By: E&P Staff Vanity Fair scooped the Washington Post on the identity of Deep Throat, and now USA Today has scooped Simon & Schuster on some of the key revelations in Bob Woodward's forthcoming book on his famous source.
The book, "The Secret Man," is not due out until next Wednesday, but USA Today reporter Mark Memmott was able to buy a copy today that had been mistakenly put out for sale at a store in Fairfax County, Va. He ticked off the big surprises in a Web story Thursday afternoon.
Later Thursday, a Washington Post article by Bob Thompson, admitted that the book "contains no major revelations," surely something of a disappointment. He did add one tidbit that comes from a small section of the book written by Woodward's former partner Carl Bernstein, who recalls a conversation the two reporters kept out of their 1974 book, "All the President's Men."
It involves their realization one day in the fall of 1972 that, given their findings, President Nixon would one day be impeached. The two men agreed to never use the word "impeachment" in the newsroom, because Post editors "might think we had an agenda or that our reporting was overreaching or even that we had gone around the bend."
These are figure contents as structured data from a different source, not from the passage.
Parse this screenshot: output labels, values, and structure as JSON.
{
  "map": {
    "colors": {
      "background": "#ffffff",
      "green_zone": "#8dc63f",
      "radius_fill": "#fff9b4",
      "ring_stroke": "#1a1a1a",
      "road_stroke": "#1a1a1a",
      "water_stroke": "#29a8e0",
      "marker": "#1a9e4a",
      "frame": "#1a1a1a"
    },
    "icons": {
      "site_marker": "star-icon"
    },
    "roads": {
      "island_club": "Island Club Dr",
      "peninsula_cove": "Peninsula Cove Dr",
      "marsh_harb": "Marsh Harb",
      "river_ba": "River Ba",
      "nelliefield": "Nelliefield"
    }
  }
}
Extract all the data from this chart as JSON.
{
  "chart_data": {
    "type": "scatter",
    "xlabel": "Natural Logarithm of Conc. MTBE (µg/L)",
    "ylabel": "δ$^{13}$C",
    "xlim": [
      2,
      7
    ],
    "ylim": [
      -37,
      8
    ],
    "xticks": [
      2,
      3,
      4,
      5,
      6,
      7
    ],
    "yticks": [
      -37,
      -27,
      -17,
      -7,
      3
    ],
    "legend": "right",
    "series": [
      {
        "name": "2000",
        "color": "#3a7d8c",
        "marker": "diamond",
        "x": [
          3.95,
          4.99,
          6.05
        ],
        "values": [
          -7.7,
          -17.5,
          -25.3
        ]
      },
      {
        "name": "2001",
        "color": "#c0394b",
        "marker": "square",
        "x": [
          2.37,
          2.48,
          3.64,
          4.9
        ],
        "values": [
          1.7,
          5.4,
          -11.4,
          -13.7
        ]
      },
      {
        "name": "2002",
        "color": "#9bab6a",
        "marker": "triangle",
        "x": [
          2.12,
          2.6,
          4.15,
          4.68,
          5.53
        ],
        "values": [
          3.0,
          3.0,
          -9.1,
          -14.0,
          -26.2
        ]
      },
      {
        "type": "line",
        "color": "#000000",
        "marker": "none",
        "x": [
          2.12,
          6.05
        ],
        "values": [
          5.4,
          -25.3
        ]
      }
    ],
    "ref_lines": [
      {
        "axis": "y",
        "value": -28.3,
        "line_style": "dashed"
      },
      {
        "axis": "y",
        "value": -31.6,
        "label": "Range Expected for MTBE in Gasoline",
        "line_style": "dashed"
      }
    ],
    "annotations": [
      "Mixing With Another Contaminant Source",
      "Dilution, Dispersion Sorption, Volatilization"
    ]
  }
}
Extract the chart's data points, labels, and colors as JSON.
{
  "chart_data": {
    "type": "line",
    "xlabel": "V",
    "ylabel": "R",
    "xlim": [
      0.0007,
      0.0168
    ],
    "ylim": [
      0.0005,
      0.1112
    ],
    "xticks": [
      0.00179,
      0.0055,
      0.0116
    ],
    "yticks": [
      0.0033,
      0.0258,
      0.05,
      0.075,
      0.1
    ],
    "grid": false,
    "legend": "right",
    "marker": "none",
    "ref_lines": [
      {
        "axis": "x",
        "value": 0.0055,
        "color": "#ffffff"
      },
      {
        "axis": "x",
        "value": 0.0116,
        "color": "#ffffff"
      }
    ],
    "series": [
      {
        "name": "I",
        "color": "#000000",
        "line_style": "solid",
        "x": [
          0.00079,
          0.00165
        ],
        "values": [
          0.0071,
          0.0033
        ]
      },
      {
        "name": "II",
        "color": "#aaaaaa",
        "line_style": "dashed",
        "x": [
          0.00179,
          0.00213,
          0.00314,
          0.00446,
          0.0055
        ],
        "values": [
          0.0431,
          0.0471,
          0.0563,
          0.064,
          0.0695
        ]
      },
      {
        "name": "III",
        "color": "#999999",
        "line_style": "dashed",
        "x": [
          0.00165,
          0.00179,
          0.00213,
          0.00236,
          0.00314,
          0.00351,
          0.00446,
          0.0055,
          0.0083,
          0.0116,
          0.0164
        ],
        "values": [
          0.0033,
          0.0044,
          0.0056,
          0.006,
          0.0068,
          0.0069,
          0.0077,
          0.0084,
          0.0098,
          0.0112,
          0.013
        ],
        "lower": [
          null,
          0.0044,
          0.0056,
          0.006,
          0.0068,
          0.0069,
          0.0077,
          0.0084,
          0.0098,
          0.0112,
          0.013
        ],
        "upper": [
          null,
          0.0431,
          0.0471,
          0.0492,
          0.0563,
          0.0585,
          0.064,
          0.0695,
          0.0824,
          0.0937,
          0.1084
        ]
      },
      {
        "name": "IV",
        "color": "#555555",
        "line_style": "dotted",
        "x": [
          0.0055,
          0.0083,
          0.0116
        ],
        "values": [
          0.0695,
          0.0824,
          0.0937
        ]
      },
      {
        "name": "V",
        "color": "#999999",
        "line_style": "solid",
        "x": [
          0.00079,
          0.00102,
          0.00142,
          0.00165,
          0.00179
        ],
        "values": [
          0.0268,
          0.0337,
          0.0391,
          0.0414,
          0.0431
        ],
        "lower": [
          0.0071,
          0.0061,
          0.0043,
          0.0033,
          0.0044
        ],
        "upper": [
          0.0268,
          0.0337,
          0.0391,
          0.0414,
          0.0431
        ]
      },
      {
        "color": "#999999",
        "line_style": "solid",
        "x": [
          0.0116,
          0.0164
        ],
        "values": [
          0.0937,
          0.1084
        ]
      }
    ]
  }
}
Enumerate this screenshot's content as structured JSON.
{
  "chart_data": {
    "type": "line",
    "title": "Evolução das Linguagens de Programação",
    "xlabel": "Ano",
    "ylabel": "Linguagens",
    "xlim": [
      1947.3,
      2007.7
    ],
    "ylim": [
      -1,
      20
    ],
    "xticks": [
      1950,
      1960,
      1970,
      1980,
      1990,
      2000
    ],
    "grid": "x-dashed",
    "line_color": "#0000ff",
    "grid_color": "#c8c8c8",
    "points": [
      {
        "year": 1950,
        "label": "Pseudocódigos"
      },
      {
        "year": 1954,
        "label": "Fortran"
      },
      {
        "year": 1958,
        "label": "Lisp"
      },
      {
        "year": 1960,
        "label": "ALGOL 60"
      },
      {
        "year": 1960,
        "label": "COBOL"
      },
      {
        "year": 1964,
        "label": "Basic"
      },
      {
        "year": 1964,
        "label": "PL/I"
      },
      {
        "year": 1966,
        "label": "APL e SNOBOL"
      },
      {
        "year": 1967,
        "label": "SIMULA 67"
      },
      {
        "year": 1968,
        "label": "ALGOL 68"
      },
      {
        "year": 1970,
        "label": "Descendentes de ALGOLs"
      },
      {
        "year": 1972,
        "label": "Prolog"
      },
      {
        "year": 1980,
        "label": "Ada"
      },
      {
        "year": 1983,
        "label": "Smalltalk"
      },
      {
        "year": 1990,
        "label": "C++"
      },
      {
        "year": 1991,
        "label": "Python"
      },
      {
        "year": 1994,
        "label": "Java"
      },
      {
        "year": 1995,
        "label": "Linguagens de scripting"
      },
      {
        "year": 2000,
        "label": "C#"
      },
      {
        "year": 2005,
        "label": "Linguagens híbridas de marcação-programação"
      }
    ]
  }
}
Among the highlights released earlier by USA Today:
-- The garage where Woodward and throat met is located "behind and underneath" 1401 Wilson Boulevard in the Rosslyn section of Arlington, Va.
-- "Former Justice Department official Stanley Pottinger figured out in 1976 that Felt had been Deep Throat, but never told anyone but Woodward of his conclusion. Pottinger discovered the truth during testimony Felt was giving before a grand jury in 1976. The grand jury's probe was not related to Watergate, but one of the jurors asked Felt if he had been Deep Throat," and Felt, "flushed," asked that the question be withdrawn. "Pottinger did not reveal what he had heard, Woodward writes, because he did not think it appropriate to unmask a reporter's confidential source."
-- Watergate sleuths who always held that Felt could not be Deep Throat because he had given up smoking blew it because, Woodward says, Felt did smoke during their meetings, perhaps out of nerves.
-- "Felt was able to give Woodward one of the most important scoops of the time -- that there were gaps in an Oval Office recording of the president, indicating someone may have deliberately erased incriminating information -- even though the former FBI official had retired several months earlier, because he was still "'in touch with many friends' at the bureau."
-- "Because of dementia, Felt can no longer remember much of what happened during the Watergate years or his time at the FBI," according to Woodward.